THUNDER BAY -- Five years ago, Matt Wilkins was getting tired of the daily grind working as a chef, and the idea of a store focusing on selling food - cheese, in particular - appealed to him greatly. Together with Doug Morrill (former owner of Gargoyles Grille and Ale), they opened the Cheese Encounter on Bay Street (in the location of Bay Meats) and Wilkins has not looked back since.
Now located on Algoma street, the Cheese Encounter sells 80 or 90 kinds of cheese from Canada and all over the world, as well as a smaller selection of charcuterie and an extensive array of products such as mustard, honey, bread, crackers and jellies. Running a specialty cheese shop hasn’t lost its allure for Wilkins - he bought out Morrill in February this year and is very happy doing what he does.
While he procures imported cheese from large suppliers in the GTA, Wilkins has developed relationships with Canadian producers to get as many domestic options as possible.
“Working with the small farms in Canada is great; they’re a lot of creative, less traditional people in a lot of ways,” he says. “There are a lot of passionate people in the industry.”
From the Thunder Bay area, he gets cheese from Thunder Oak and Walkabout Farm, which does sheep’s milk cheese. There are cheeses from all over Ontario, Quebec and P.E.I., and from Europe, there are offerings from Italy and France, of course, but also Norway, the Netherlands, the UK, Spain and more. The most exotic cheese currently in stock, says Wilkins, is a Cacio di fosa from Italy; a sheep’s milk cheese aged underground in a pit of burnt hay.
The best sellers are on opposite ends of the spectrum - on one hand, harder and sharper cheeses such as cheddar are always popular, but the creamy brie-style soft cheese also sell very well.
When Wilkins builds a cheese (and/or charcuterie) board, he always includes both of the above, but also tries to have some interesting options that people may not have tried before.
“Some of the fancier cheeses - I want to show everybody that what may have a weird European name or look weird really just tastes good,” he says. Prices for a board can range from $3 to $20 per person, depending on the client’s budget and preferences.
Since the store opened five years ago, Wilkins has noticed a change in local consumers’ tastes.“People are more interested in trying new things out, and that makes me really happy,” he says.
Keeping up with demand, local producers have started producing a wide variety of products that go well with cheese, and many of those can be found at the Cheese Encounter.

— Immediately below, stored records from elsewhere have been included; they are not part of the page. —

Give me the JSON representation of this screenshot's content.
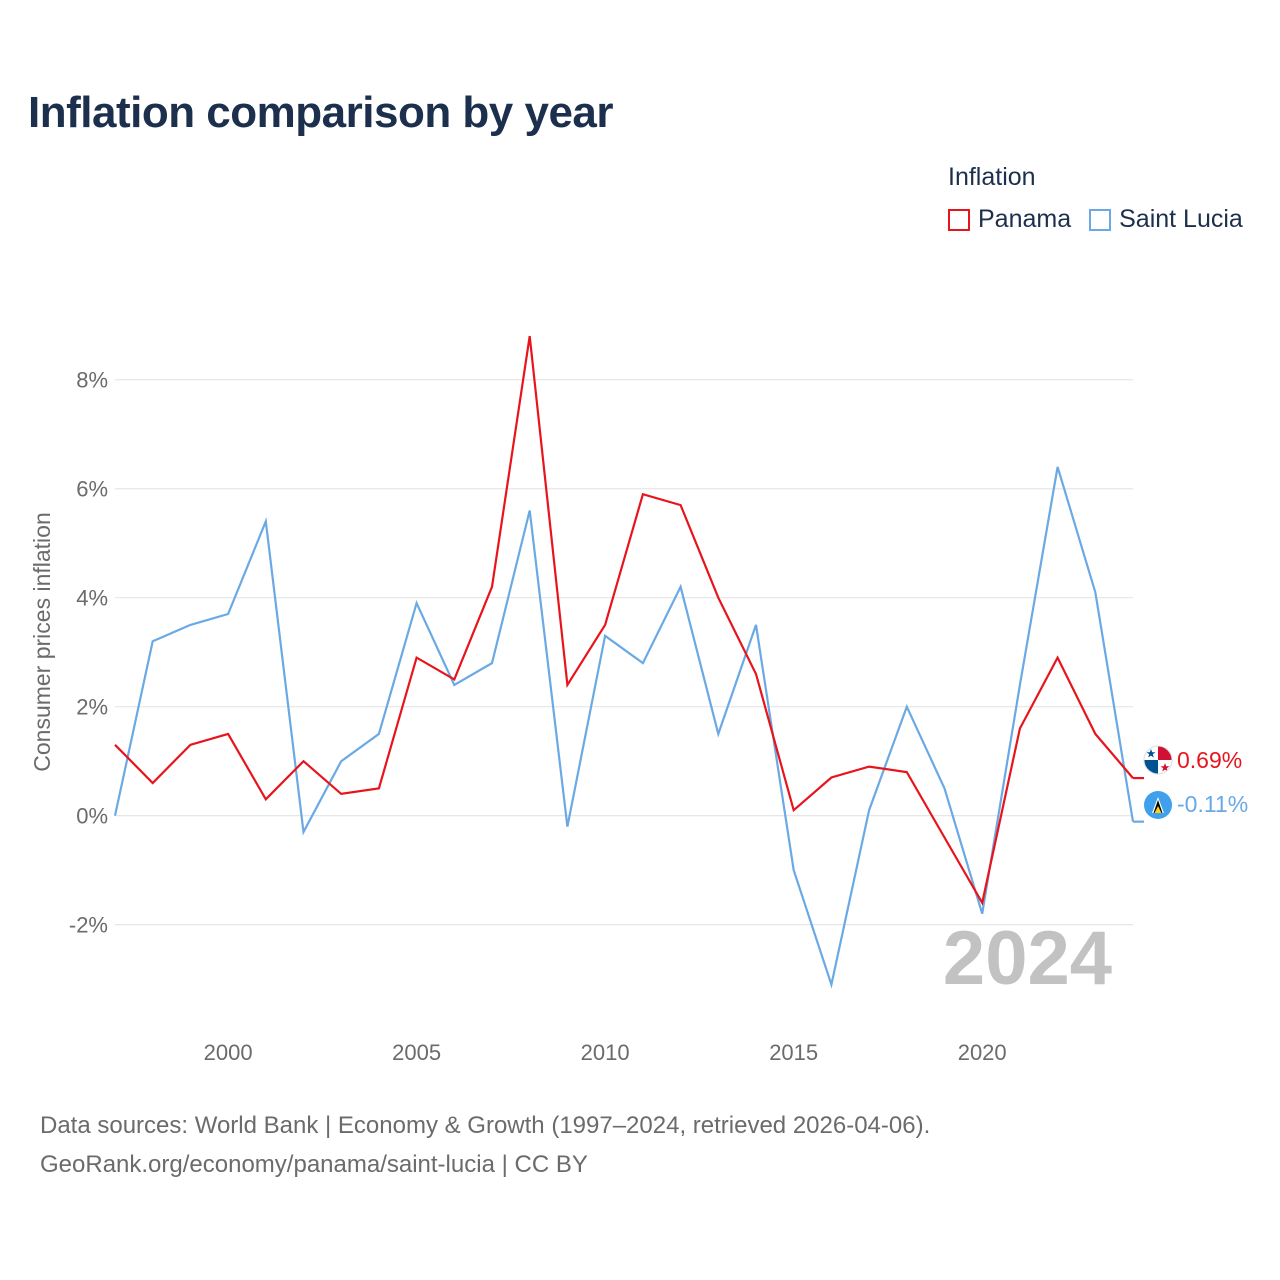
{
  "title": "Inflation comparison by year",
  "legend": {
    "title": "Inflation",
    "items": [
      {
        "label": "Panama",
        "color": "#e8141c"
      },
      {
        "label": "Saint Lucia",
        "color": "#6aa9e4"
      }
    ]
  },
  "footer": {
    "line1": "Data sources: World Bank | Economy & Growth (1997–2024, retrieved 2026-04-06).",
    "line2": "GeoRank.org/economy/panama/saint-lucia | CC BY"
  },
  "chart_data": {
    "type": "line",
    "title": "Inflation comparison by year",
    "xlabel": "",
    "ylabel": "Consumer prices inflation",
    "x": [
      1997,
      1998,
      1999,
      2000,
      2001,
      2002,
      2003,
      2004,
      2005,
      2006,
      2007,
      2008,
      2009,
      2010,
      2011,
      2012,
      2013,
      2014,
      2015,
      2016,
      2017,
      2018,
      2019,
      2020,
      2021,
      2022,
      2023,
      2024
    ],
    "xlim": [
      1997,
      2024
    ],
    "ylim": [
      -3.75,
      9.5
    ],
    "xticks": [
      2000,
      2005,
      2010,
      2015,
      2020
    ],
    "xtick_labels": [
      "2000",
      "2005",
      "2010",
      "2015",
      "2020"
    ],
    "yticks": [
      8,
      6,
      4,
      2,
      0,
      -2
    ],
    "ytick_labels": [
      "8%",
      "6%",
      "4%",
      "2%",
      "0%",
      "-2%"
    ],
    "grid": true,
    "watermark": "2024",
    "series": [
      {
        "name": "Panama",
        "color": "#e8141c",
        "values": [
          1.3,
          0.6,
          1.3,
          1.5,
          0.3,
          1.0,
          0.4,
          0.5,
          2.9,
          2.5,
          4.2,
          8.8,
          2.4,
          3.5,
          5.9,
          5.7,
          4.0,
          2.6,
          0.1,
          0.7,
          0.9,
          0.8,
          -0.4,
          -1.6,
          1.6,
          2.9,
          1.5,
          0.69
        ],
        "end_label": "0.69%"
      },
      {
        "name": "Saint Lucia",
        "color": "#6aa9e4",
        "values": [
          0.0,
          3.2,
          3.5,
          3.7,
          5.4,
          -0.3,
          1.0,
          1.5,
          3.9,
          2.4,
          2.8,
          5.6,
          -0.2,
          3.3,
          2.8,
          4.2,
          1.5,
          3.5,
          -1.0,
          -3.1,
          0.1,
          2.0,
          0.5,
          -1.8,
          2.4,
          6.4,
          4.1,
          -0.11
        ],
        "end_label": "-0.11%"
      }
    ]
  }
}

The Sweet North Bakery supplies loaves of fresh bread, there’s local maple syrup from Nor’Wester Maple Company, butter from Slate River Dairy, Heartbeat Hot Sauce of course and the most recent addition is a mustard produced by Tomlin Restaurant using 360 Pale Ale from Sleeping Giant Brewing Co. Whether you’re looking for something to impress your dinner guests, a stocking stuffer or a little tasty something to treat yourself, you’re sure to find it at the Cheese Encounter.